Фидель пристально посмотрел на меня.
– А тебе приходилось воевать? – поинтересовался он. – Не в обиду тебе будь сказано, ты выглядишь достаточно старым, так что по возрасту, наверное, вполне мог поучаствовать во Второй мировой.
– Я участвовал в нескольких войнах, – сказал я, пожав плечами, – но теперь стараюсь держаться подальше от боевых действий. На войне все слишком непредсказуемо.
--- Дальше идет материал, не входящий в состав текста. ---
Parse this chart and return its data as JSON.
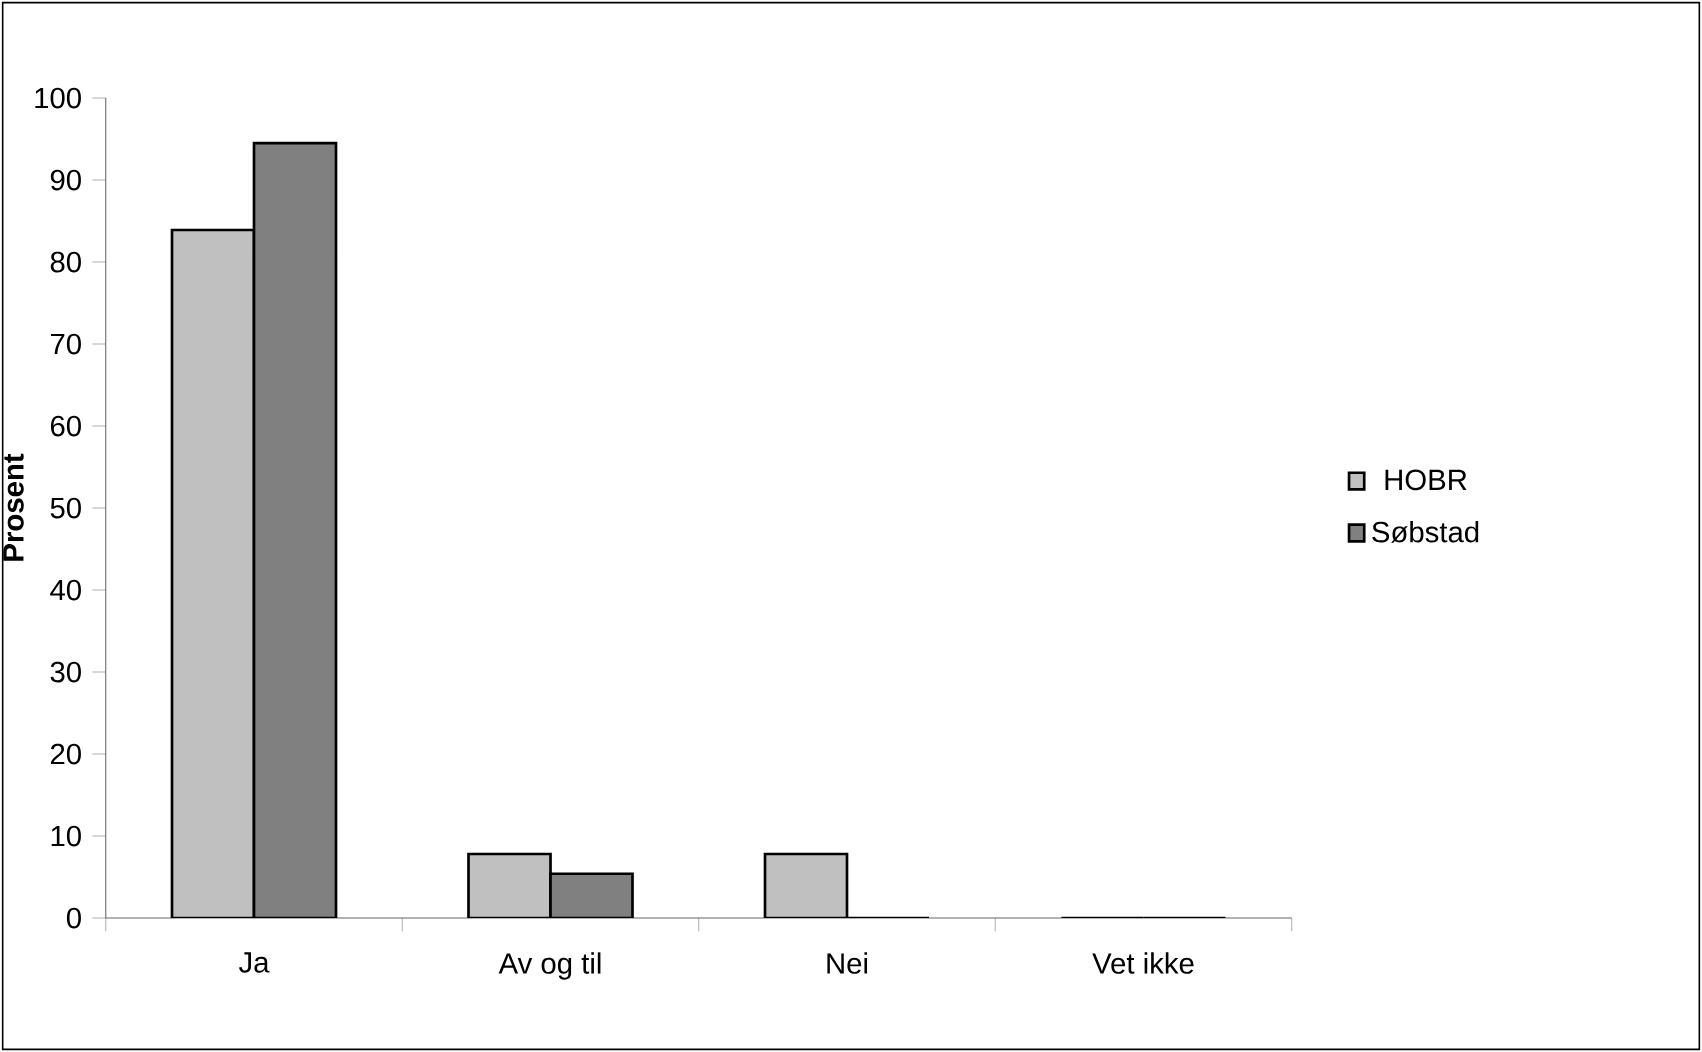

– Черт побери, да в этом же и есть вся соль! Родившись, ты заранее знаешь, что с тобой произойдет. Получается, ты просто наблюдаешь за своей жизнью – и все. Это же чертовски скучно. Разве тебе не хочется чего-то нового, каких-то сюрпризов? Я получил семьдесят четыре пулевых ранения, и только девятнадцать из них были смертельными. Один раз я подорвался на гранате, один раз на мине, а как-то раз во Вьетнаме меня закололи заостренной бамбуковой палкой. Представляешь себе? Мы прочесывали участок джунглей в каком-то безымянном районе. Парни из ВВС перед этим как следует обработали участок слева и справа, загоняя вьетнамцев в зону поражения. Так что там, где мы вели прочесывание, их оказалась чертова прорва. Мы дрались как черти. Меня могли убить каждую минуту, каждую секунду – вот это была жизнь, это я понимаю. А того парня, который меня прикончил, я толком даже не разглядел – он выскочил неизвестно откуда, как черт из табакерки. Я успел всадить ему пулю в живот, но это его не остановило, хотя такое ранение – верная смерть. Он воткнул мне свою бамбуковую палку в брюхо – раз, другой. Вот было дело! – Фидель бросил обглоданную кость в дверь хижины, где слонялся на трех ногах в ожидании подачки хромой пес, вытер руки о рубашку, посмотрел на меня и широко улыбнулся.